Nun schließt sich nach viel Analyse die Frage an:

Was kann man_frau dagegen tun?

Soweit die bisherigen Thesen stimmen, können wir sowohl individuell als auch gesellschaftlich, historisch wie interkulturell nachsehen, was gegen Queerphobie und andere Unterdrückungsphänomene wie Sexismus und Xenophobie geholfen hat. Dabei versuchen wir bereits mit unserer Sprache bzw. dem Schriftbild darauf hinzuweisen, dass die Räume zwischen Mann und Frau, zwischen hetero- und homosexuell, zwischen Asexualität und Polyamorie fließend sind.
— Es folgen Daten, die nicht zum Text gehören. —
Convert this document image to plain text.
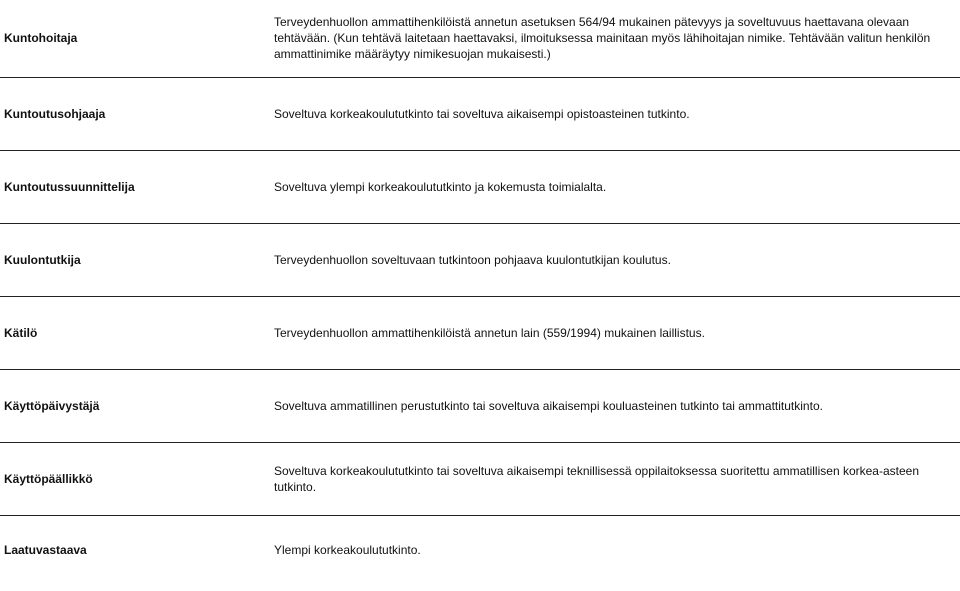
Kuntohoitaja	Terveydenhuollon ammattihenkilöistä annetun asetuksen 564/94 mukainen pätevyys ja soveltuvuus haettavana olevaan tehtävään. (Kun tehtävä laitetaan haettavaksi, ilmoituksessa mainitaan myös lähihoitajan nimike. Tehtävään valitun henkilön ammattinimike määräytyy nimikesuojan mukaisesti.)
Kuntoutusohjaaja	Soveltuva korkeakoulututkinto tai soveltuva aikaisempi opistoasteinen tutkinto.
Kuntoutussuunnittelija	Soveltuva ylempi korkeakoulututkinto ja kokemusta toimialalta.
Kuulontutkija	Terveydenhuollon soveltuvaan tutkintoon pohjaava kuulontutkijan koulutus.
Kätilö	Terveydenhuollon ammattihenkilöistä annetun lain (559/1994) mukainen laillistus.
Käyttöpäivystäjä	Soveltuva ammatillinen perustutkinto tai soveltuva aikaisempi kouluasteinen tutkinto tai ammattitutkinto.
Käyttöpäällikkö	Soveltuva korkeakoulututkinto tai soveltuva aikaisempi teknillisessä oppilaitoksessa suoritettu ammatillisen korkea-asteen tutkinto.
Laatuvastaava	Ylempi korkeakoulututkinto.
Die gendersensible Sprache, wie sie z. B. von der Frauenbeauftragten der Universität München in einem Leitfaden zusammengefasst wird, schlägt für allgemeine wie spezifische Personenbezeichnungen diverse Schreibweisen vor, wobei sich im Hinblick auf Transgender, Bigender oder Intersexualität weitere Überlegungen ergeben, die den Transfer oder ein Zwischenstadium beschreiben können:

  • Geschlechtsneutrale Bezeichnung von Personen: „Lesende" statt „Leser" oder „Leserin"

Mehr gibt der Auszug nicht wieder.